It seems we can add Brazil onto the dengue vaccine bandwagon.

This Monday, the French-based pharmaceutical company Sanofi (and its vaccine branch, Sanofi Pasteur) announced that their vaccine, called Dengvaxia®, received approval from Brazil’s National Health Surveillance Agency (ANVISA). The large nation is now the third to do so within the span of a month, after Mexico and the Philippines.

“This new approval of Dengvaxia® by the ANVISA, a well-recognized and World Health Organization (WHO) certified regulatory authority is an important milestone for Sanofi Pasteur,” said Guillaume Leroy, Vice President of the dengue vaccine team at Sanofi Pasteur, in a statement. “Dengvaxia® has the potential to significantly reduce the dengue disease burden and to help Brazil reach the WHO’s 2020 dengue reduction objectives.”

As previously reported by Medical Daily, Dengvaxia® offers protection against all four of the major disease-causing strains of the dengue virus (a possible fifth strain was recently discovered, but hasn’t been conclusively shown to cause illness).

Dengue, in all its forms, is transmitted by mosquitoes belonging to the species Aedes aegypti and, to a lesser extent, Aedes albopictus. While only one-fourth of dengue infections actually progress to the point of physically making you sick, the disease is still estimated to harm close to 100 million people every year, according to the WHO. Other research has concluded that 3.9 billion people are at risk of contracting dengue. Dengue can range from a flu-like illness to a severe hemorrhagic fever that causes internal bleeding, shock, and can shut organ function.

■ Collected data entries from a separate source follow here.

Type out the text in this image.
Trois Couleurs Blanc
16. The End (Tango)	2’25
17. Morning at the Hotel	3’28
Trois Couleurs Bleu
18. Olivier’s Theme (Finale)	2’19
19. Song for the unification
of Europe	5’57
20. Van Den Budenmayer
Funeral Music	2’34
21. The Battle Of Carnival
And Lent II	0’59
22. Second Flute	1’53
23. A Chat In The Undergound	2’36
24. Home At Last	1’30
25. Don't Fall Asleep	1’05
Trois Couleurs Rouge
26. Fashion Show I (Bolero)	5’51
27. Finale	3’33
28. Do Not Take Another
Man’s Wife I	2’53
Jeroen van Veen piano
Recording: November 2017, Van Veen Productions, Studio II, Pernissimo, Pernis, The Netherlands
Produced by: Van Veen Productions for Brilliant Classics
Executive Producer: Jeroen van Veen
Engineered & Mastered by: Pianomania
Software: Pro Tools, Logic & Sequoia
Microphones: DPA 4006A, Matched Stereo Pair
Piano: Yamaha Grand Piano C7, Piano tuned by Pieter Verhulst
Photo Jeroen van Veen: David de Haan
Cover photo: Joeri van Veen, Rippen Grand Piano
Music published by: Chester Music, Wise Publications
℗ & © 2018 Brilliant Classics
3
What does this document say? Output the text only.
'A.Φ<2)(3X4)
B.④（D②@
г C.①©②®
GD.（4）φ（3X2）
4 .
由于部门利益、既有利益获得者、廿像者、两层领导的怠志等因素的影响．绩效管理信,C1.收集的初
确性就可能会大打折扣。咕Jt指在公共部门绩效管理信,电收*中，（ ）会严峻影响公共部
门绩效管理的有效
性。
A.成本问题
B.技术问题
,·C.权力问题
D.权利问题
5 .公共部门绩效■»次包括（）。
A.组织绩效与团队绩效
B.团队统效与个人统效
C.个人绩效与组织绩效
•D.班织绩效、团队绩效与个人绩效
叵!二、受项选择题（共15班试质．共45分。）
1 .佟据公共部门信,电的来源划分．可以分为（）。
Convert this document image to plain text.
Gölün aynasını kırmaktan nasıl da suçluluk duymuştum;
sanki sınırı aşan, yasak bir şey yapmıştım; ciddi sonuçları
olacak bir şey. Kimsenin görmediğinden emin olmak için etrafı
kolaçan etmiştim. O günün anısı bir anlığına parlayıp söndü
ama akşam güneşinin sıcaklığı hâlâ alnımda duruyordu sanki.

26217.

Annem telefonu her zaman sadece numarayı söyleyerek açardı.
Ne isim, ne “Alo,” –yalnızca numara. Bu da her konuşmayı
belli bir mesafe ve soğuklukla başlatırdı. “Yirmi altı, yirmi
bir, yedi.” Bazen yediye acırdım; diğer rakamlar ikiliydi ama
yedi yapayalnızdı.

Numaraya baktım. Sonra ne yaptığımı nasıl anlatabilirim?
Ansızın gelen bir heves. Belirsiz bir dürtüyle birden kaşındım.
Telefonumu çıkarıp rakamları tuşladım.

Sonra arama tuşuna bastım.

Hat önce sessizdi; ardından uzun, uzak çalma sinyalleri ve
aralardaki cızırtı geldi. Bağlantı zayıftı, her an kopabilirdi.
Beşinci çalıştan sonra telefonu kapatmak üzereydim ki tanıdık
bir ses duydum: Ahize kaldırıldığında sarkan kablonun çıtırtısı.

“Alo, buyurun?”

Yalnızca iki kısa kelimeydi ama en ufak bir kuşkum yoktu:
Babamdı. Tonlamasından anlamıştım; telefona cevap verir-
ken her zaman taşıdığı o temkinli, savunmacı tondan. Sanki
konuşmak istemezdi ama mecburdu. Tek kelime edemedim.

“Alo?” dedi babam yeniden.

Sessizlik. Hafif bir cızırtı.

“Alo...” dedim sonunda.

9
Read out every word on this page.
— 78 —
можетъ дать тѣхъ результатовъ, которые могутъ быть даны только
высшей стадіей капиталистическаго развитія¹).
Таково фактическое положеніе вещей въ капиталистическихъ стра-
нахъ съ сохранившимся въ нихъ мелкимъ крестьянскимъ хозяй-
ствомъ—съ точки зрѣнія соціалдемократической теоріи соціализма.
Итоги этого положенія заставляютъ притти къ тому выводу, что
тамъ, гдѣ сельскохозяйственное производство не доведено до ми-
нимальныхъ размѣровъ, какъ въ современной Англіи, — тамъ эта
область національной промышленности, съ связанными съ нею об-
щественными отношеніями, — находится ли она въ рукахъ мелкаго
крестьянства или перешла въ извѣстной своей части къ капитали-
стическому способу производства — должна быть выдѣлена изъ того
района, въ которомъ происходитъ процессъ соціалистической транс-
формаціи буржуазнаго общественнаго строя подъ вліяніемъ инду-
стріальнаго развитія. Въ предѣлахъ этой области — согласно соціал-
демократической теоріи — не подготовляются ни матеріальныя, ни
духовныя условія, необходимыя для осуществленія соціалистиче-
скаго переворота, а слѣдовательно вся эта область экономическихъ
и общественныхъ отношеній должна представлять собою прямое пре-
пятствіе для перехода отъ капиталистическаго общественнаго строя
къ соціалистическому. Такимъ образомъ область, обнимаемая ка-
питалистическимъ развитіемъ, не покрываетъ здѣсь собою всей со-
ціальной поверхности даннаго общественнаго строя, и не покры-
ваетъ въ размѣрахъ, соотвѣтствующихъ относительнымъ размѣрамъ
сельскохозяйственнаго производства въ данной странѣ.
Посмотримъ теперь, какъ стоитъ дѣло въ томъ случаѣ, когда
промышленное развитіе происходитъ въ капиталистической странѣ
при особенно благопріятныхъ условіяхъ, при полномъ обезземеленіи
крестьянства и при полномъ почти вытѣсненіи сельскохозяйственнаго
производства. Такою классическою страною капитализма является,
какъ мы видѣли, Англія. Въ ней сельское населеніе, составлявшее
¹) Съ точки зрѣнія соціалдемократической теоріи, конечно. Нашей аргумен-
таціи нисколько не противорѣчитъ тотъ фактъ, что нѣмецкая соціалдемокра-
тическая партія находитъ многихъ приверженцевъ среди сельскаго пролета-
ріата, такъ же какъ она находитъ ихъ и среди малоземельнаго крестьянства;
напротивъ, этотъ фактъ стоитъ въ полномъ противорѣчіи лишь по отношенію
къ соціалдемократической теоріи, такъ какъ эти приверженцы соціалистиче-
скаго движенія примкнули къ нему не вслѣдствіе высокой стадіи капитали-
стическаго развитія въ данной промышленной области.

While surviving infection from one strain of dengue ensures lifelong immunity against that one strain, it doesn’t prevent reinfection from another strain and it actually increases the risk of developing severe dengue should reinfection happen. Though Dengvaxia® only offers a moderate level of protection against contracting dengue — somewhere in the neighborhood of 60 percent judging from clinical trials — it does appear to dramatically reduce the chances of more severe complications even if you still come down with dengue.

That’s a boon that Brazil could surely need, since dengue has reportedly infected over 1.4 million Brazilians this year alone, thanks largely to a particularly severe outbreak of dengue earlier this year. Brazil's annual cost in fighting the disease is estimated to be $1.2 billion USD.

“Approval of the first dengue vaccine is an important public health breakthrough with critical importance to our country, which bears the greatest dengue burden in Latin America,” said Joao Bosco Siqueira Jr. of the Department of Community Health, Institute of Tropical Pathology and Public Health, at the Federal University of Goias in Goiania, Brazil. “The 2015 dengue outbreak is still very present in the minds of Brazilians so Dengvaxia®‘s approval is a most welcome addition to our ongoing dengue prevention efforts.”

The vaccine will be approved for people ages 9 to 45 living in endemic areas, following research findings showing it proved most effective in that specific age group. An estimated 70 percent of dengue cases in Brazil occur in people over the age of 9, according to Sanofi Pasteur.